Regression results of model 4 showed that attributes of movies, i.e. genre, MPAA rating, type of action and membership in a movie franchise in conjunction with business decisions such as production budget and number of screens that movie was shown on can explain around 50% (multiple R2 = 0,54 and adjusted R2 = 0,48) of the variance of the box office performance. Addition of Rotten Tomatoes score and volume (model 5) to the movie attributes added ca another 12% to the total variance (multiple R2 = 0,66 and adjusted R2 = 0,61). Addition of Audience Score and volume (model 6) added approximately 21% to the total variance (multiple R2 = 0,74 and adjusted R2 = 0,70). Combination of both Rotten Tomatoes and Audience scores (model 7) and volumes accounted for approximately three quarters of the total variance (multiple R2 = 0,76 and adjusted R2 = 0,72). Finally, model 8 which evaluates effects of both Rotten Tomatoes and Audience scores and volumes on box office performance but with Audience Score Volume, Production Budget and Box Office Total log-transformed in order to achieve a more normal distribution of values; had even higher explanatory power as it could account for approximately 85% of the total variation of the box office (multiple R2 = 0,86 and adjusted R2 = 083).

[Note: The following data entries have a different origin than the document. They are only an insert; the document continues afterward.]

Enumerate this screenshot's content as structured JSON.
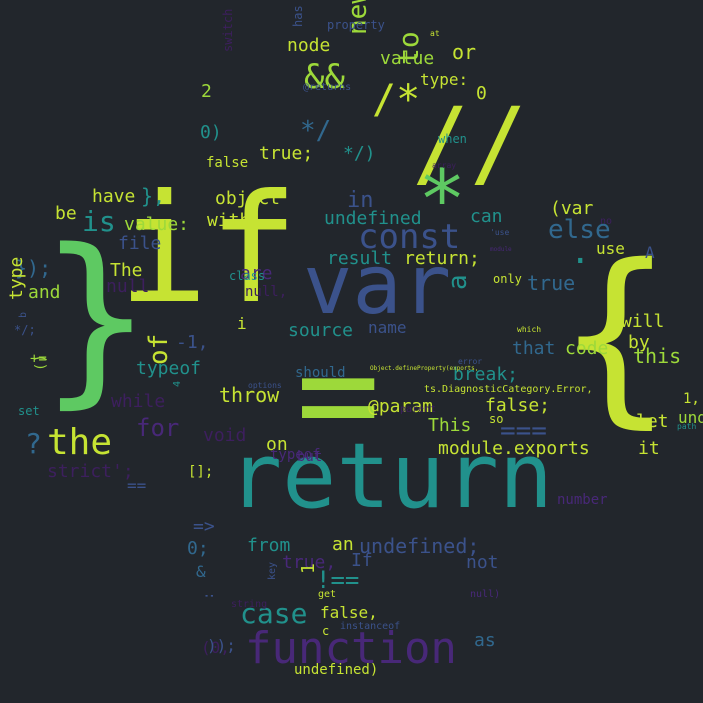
{
  "palette": {
    "background": "#22262c",
    "yellow": "#c6e333",
    "lime": "#9dd93a",
    "green": "#5ec962",
    "teal": "#21918c",
    "blue": "#31688e",
    "indigo": "#3b528b",
    "purple": "#482878",
    "deep": "#3d1f5e"
  },
  "words": [
    "if",
    "var",
    "=",
    "return",
    "}",
    "{",
    "//",
    "*",
    "const",
    "function",
    "the",
    "/*",
    "is",
    "else",
    "in",
    "of",
    "for",
    "case",
    "a",
    "&&",
    "new",
    "===",
    "!==",
    "this",
    "to",
    "value",
    "or",
    "type:",
    "0",
    "node",
    "2",
    "0)",
    "*/",
    "true;",
    "*/)",
    "false",
    "have",
    "},",
    "object",
    "value:",
    "with",
    "be",
    "undefined",
    "can",
    "(var",
    ".",
    "file",
    "are",
    "class",
    "result",
    "return;",
    "});",
    "The",
    "null",
    "and",
    "type",
    "typeof",
    "-1,",
    "i",
    "source",
    "name",
    "*/;",
    "()",
    "+=",
    "while",
    "throw",
    "void",
    "@param",
    "false;",
    "This",
    "module.exports",
    "on",
    "but",
    "?",
    "strict';",
    "==",
    "[];",
    "=>",
    "0;",
    "from",
    "an",
    "undefined;",
    "true,",
    "If",
    "not",
    "as",
    "false,",
    "c",
    "(0,",
    "));",
    "undefined)",
    "true",
    "code",
    "that",
    "break;",
    "by",
    "will",
    "undefined,",
    "let",
    "it",
    "1,",
    "so",
    "use",
    "A",
    "only",
    "has",
    "property",
    "at",
    "@returns",
    "when",
    "array",
    "switch",
    "should",
    "options",
    "error",
    "which",
    "ts.DiagnosticCategory.Error,",
    "Object.defineProperty(exports,",
    "parent",
    "path",
    "no",
    "get",
    "key",
    "string",
    "instanceof",
    "number",
    "&",
    "1",
    ":",
    "4",
    "b",
    "set",
    "'use",
    "module",
    "typeof",
    "null,",
    "null)",
    "exports"
  ]
}
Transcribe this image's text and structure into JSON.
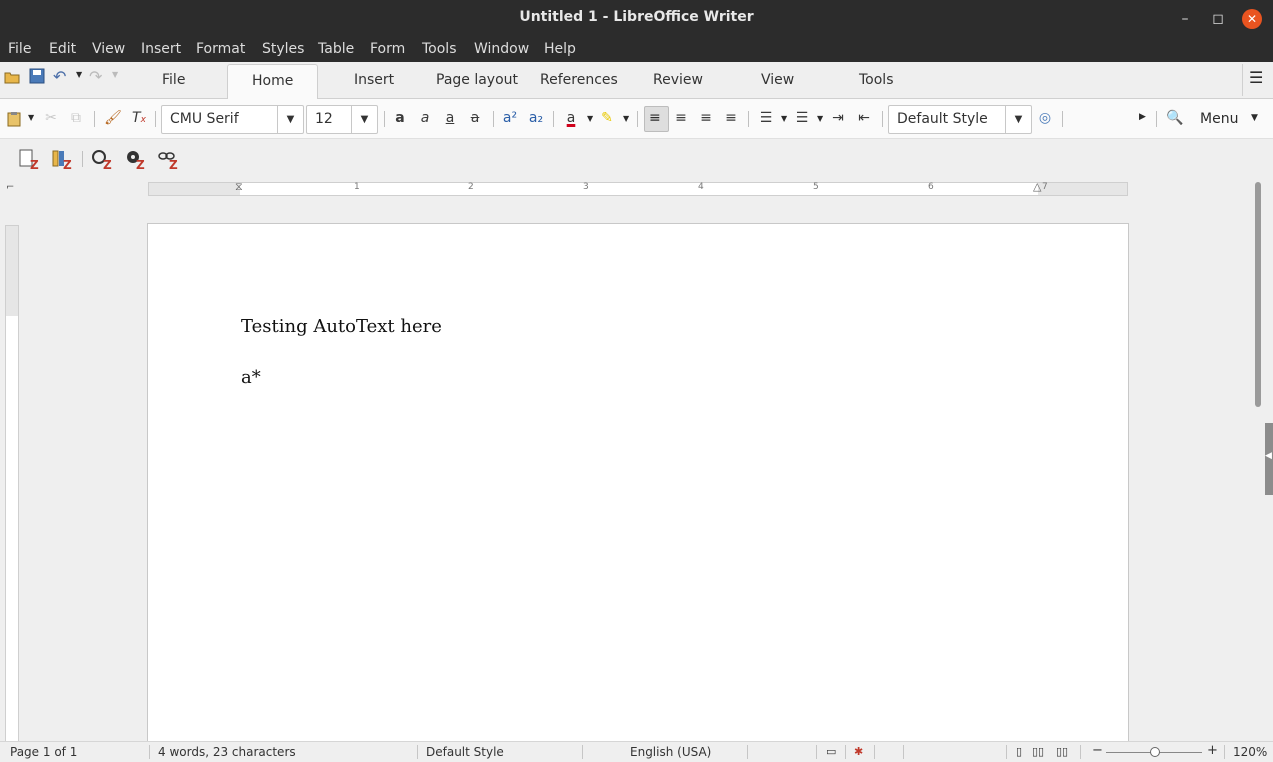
{
  "window": {
    "title": "Untitled 1 - LibreOffice Writer",
    "minimize": "–",
    "maximize": "◻",
    "close": "✕"
  },
  "menubar": [
    "File",
    "Edit",
    "View",
    "Insert",
    "Format",
    "Styles",
    "Table",
    "Form",
    "Tools",
    "Window",
    "Help"
  ],
  "tabs": [
    "File",
    "Home",
    "Insert",
    "Page layout",
    "References",
    "Review",
    "View",
    "Tools"
  ],
  "active_tab": "Home",
  "toolbar": {
    "font_name": "CMU Serif",
    "font_size": "12",
    "paragraph_style": "Default Style",
    "menu_label": "Menu"
  },
  "ruler": {
    "numbers": [
      "1",
      "2",
      "3",
      "4",
      "5",
      "6",
      "7"
    ]
  },
  "document": {
    "lines": [
      "Testing AutoText here",
      "a*"
    ]
  },
  "status": {
    "page": "Page 1 of 1",
    "words": "4 words, 23 characters",
    "style": "Default Style",
    "language": "English (USA)",
    "zoom": "120%"
  }
}
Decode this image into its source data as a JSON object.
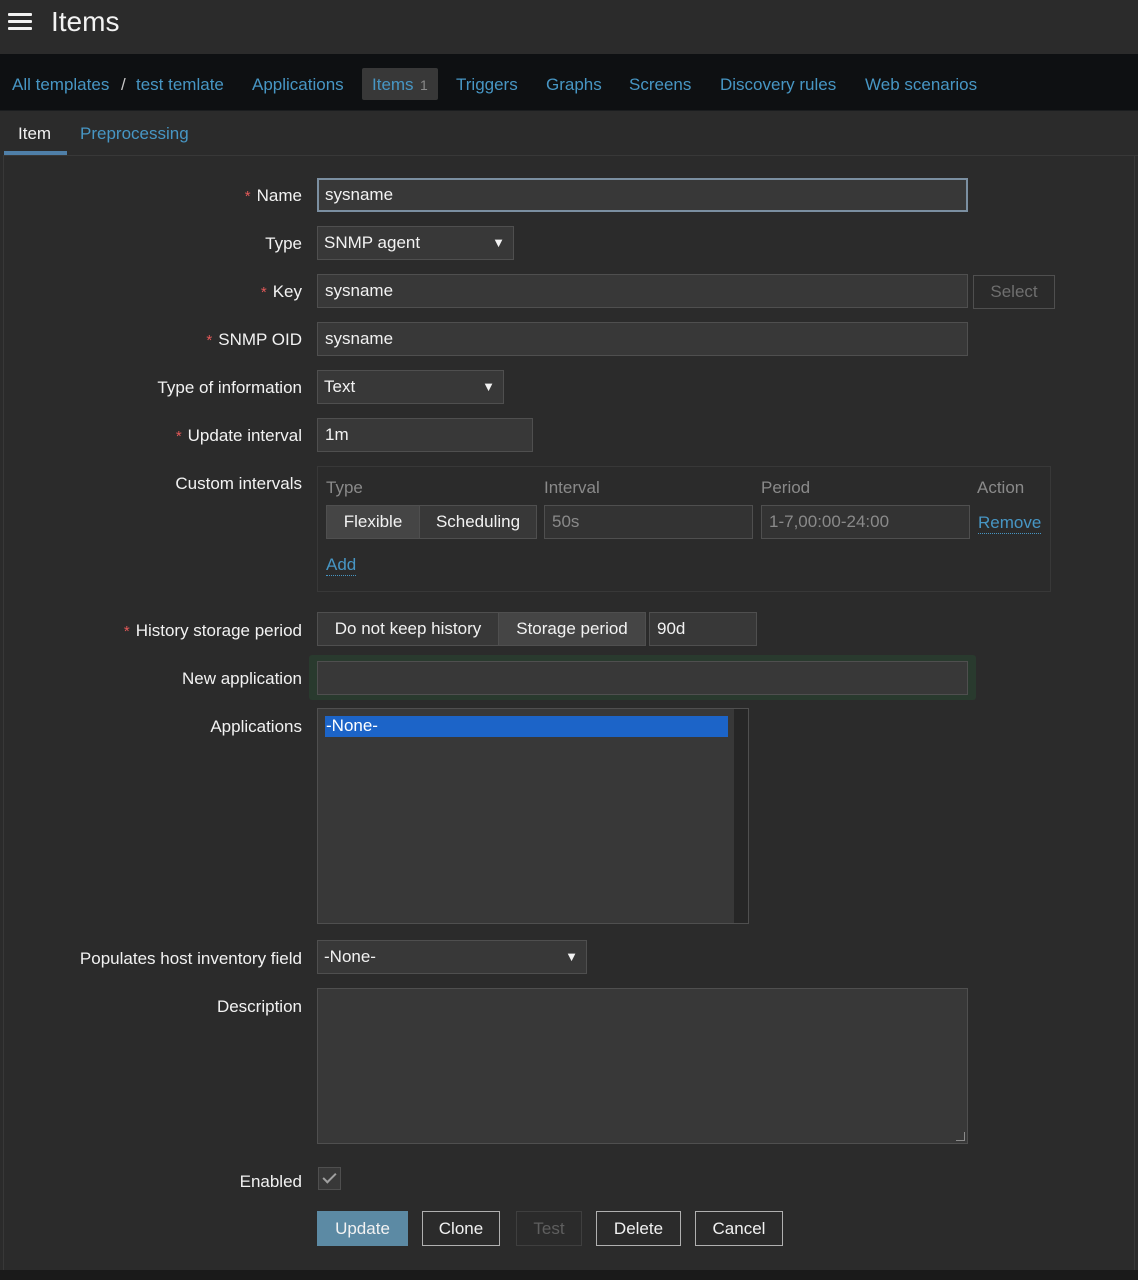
{
  "header": {
    "title": "Items"
  },
  "nav": {
    "all_templates": "All templates",
    "sep": "/",
    "template": "test temlate",
    "applications": "Applications",
    "items": "Items",
    "items_count": "1",
    "triggers": "Triggers",
    "graphs": "Graphs",
    "screens": "Screens",
    "discovery_rules": "Discovery rules",
    "web_scenarios": "Web scenarios"
  },
  "tabs": {
    "item": "Item",
    "preprocessing": "Preprocessing"
  },
  "form": {
    "required_mark": "*",
    "name": {
      "label": "Name",
      "value": "sysname"
    },
    "type": {
      "label": "Type",
      "value": "SNMP agent"
    },
    "key": {
      "label": "Key",
      "value": "sysname",
      "select_button": "Select"
    },
    "snmp_oid": {
      "label": "SNMP OID",
      "value": "sysname"
    },
    "type_of_information": {
      "label": "Type of information",
      "value": "Text"
    },
    "update_interval": {
      "label": "Update interval",
      "value": "1m"
    },
    "custom_intervals": {
      "label": "Custom intervals",
      "columns": {
        "type": "Type",
        "interval": "Interval",
        "period": "Period",
        "action": "Action"
      },
      "row": {
        "flexible": "Flexible",
        "scheduling": "Scheduling",
        "interval": "50s",
        "period": "1-7,00:00-24:00",
        "remove": "Remove"
      },
      "add": "Add"
    },
    "history": {
      "label": "History storage period",
      "no_keep": "Do not keep history",
      "storage": "Storage period",
      "value": "90d"
    },
    "new_application": {
      "label": "New application",
      "value": ""
    },
    "applications": {
      "label": "Applications",
      "options": [
        "-None-"
      ]
    },
    "inventory": {
      "label": "Populates host inventory field",
      "value": "-None-"
    },
    "description": {
      "label": "Description",
      "value": ""
    },
    "enabled": {
      "label": "Enabled",
      "checked": true
    }
  },
  "buttons": {
    "update": "Update",
    "clone": "Clone",
    "test": "Test",
    "delete": "Delete",
    "cancel": "Cancel"
  },
  "icons": {
    "menu": "hamburger-menu-icon",
    "dropdown": "chevron-down-icon",
    "check": "checkmark-icon"
  },
  "colors": {
    "link": "#4796c4",
    "required": "#e45959",
    "selection": "#1c64c8",
    "primary_button": "#5c8aa4"
  }
}
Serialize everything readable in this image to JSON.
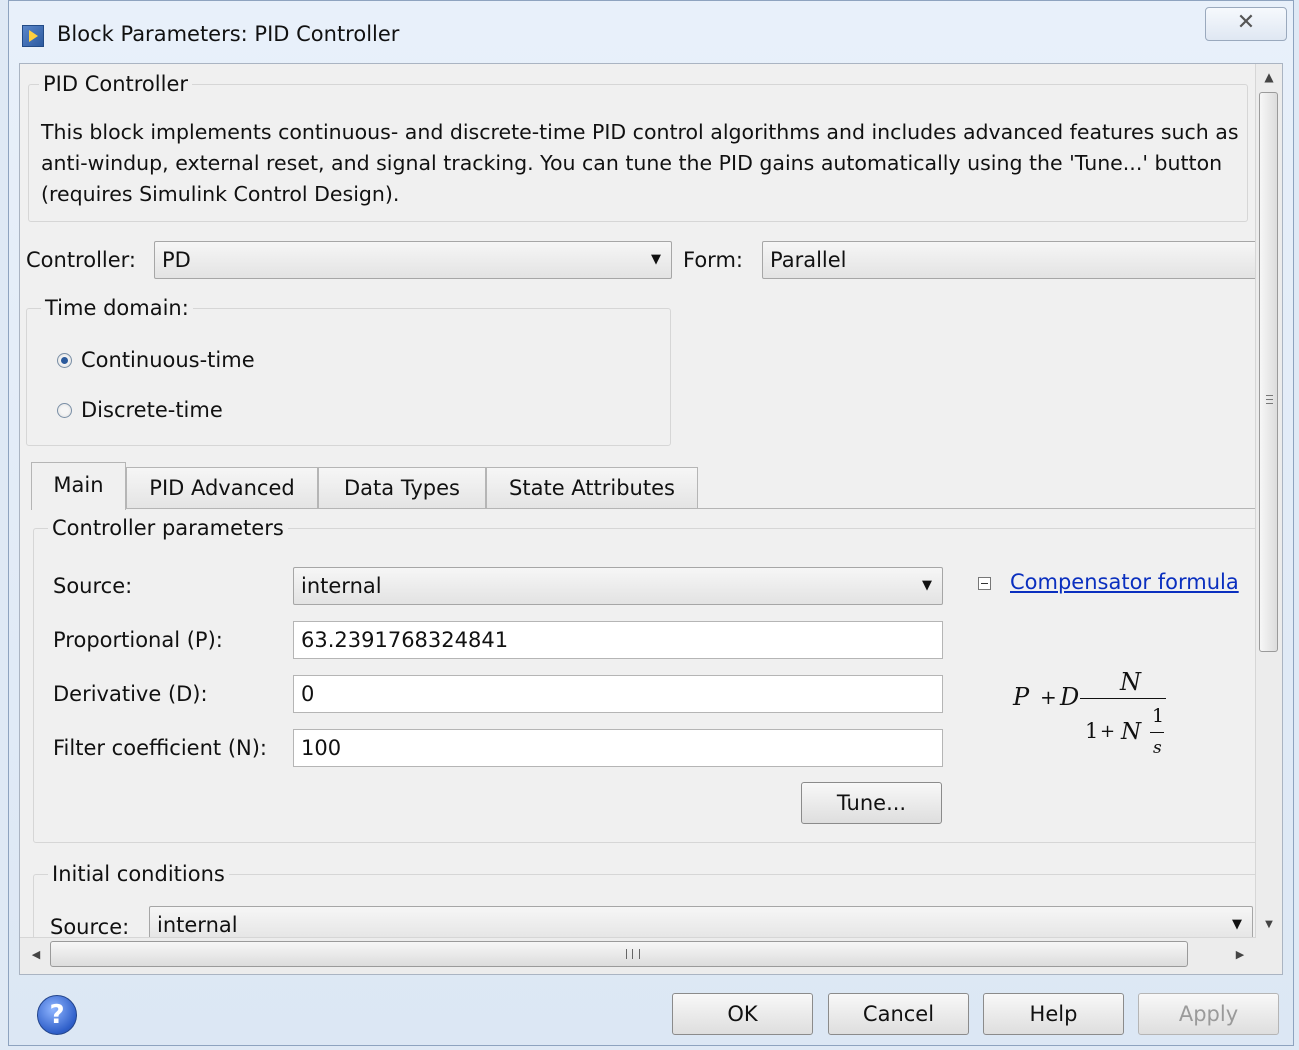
{
  "window": {
    "title": "Block Parameters: PID Controller",
    "close_glyph": "✕"
  },
  "header_group": {
    "title": "PID Controller",
    "description": "This block implements continuous- and discrete-time PID control algorithms and includes advanced features such as anti-windup, external reset, and signal tracking. You can tune the PID gains automatically using the 'Tune...' button (requires Simulink Control Design)."
  },
  "controller": {
    "label": "Controller:",
    "value": "PD"
  },
  "form": {
    "label": "Form:",
    "value": "Parallel"
  },
  "time_domain": {
    "title": "Time domain:",
    "options": [
      {
        "label": "Continuous-time",
        "selected": true
      },
      {
        "label": "Discrete-time",
        "selected": false
      }
    ]
  },
  "tabs": [
    {
      "label": "Main",
      "active": true
    },
    {
      "label": "PID Advanced",
      "active": false
    },
    {
      "label": "Data Types",
      "active": false
    },
    {
      "label": "State Attributes",
      "active": false
    }
  ],
  "controller_parameters": {
    "title": "Controller parameters",
    "source_label": "Source:",
    "source_value": "internal",
    "proportional_label": "Proportional (P):",
    "proportional_value": "63.2391768324841",
    "derivative_label": "Derivative (D):",
    "derivative_value": "0",
    "filter_label": "Filter coefficient (N):",
    "filter_value": "100",
    "tune_label": "Tune...",
    "compensator_link": "Compensator formula"
  },
  "formula": {
    "p": "P",
    "plus": "+",
    "d": "D",
    "numerator": "N",
    "den_one": "1",
    "den_plus": "+",
    "den_n": "N",
    "inner_num": "1",
    "inner_den": "s"
  },
  "initial_conditions": {
    "title": "Initial conditions",
    "source_label": "Source:",
    "source_value": "internal"
  },
  "buttons": {
    "ok": "OK",
    "cancel": "Cancel",
    "help": "Help",
    "apply": "Apply"
  },
  "icons": {
    "help": "?",
    "dropdown": "▼",
    "scroll_up": "▲",
    "scroll_down": "▼",
    "scroll_left": "◀",
    "scroll_right": "▶"
  },
  "colors": {
    "link": "#0a2fbf",
    "title_bg": "#dfe9f5",
    "panel_bg": "#f0f0f0"
  }
}
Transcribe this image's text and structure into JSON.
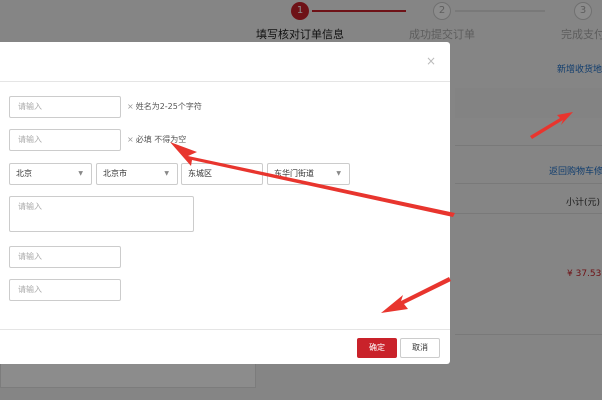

When it comes to the variables themselves, Screens Opening was only variable that was significant in all 4 models and had the highest standardised BETA in cases when it was calculated. Other variables that were significant in and had relatively high standardised BETAs Audience Score Volume (models 6, 7 and 8), Audience Score (models 6 and 8), Rotten Tomatoes Current Score (models 5 and 7), genres Comedy (models 5, 6, 7 and 8) and Science Fiction & Fantasy (models 4, 5 and 6). Also, worth mentioning that there were 2 variables Animated (model 5) and MPAA rating R (model 8) with low p values (p <.001***) that had negative b coefficients which might imply that these variables have a negative effect on box office performance. To summarise the observations around hypothesis 3, one could conclude that number of Rotten Tomatoes users (non-critics), movies’ production budget and the number of screens that movies are shown on are more significant predictors of box office success on the long run.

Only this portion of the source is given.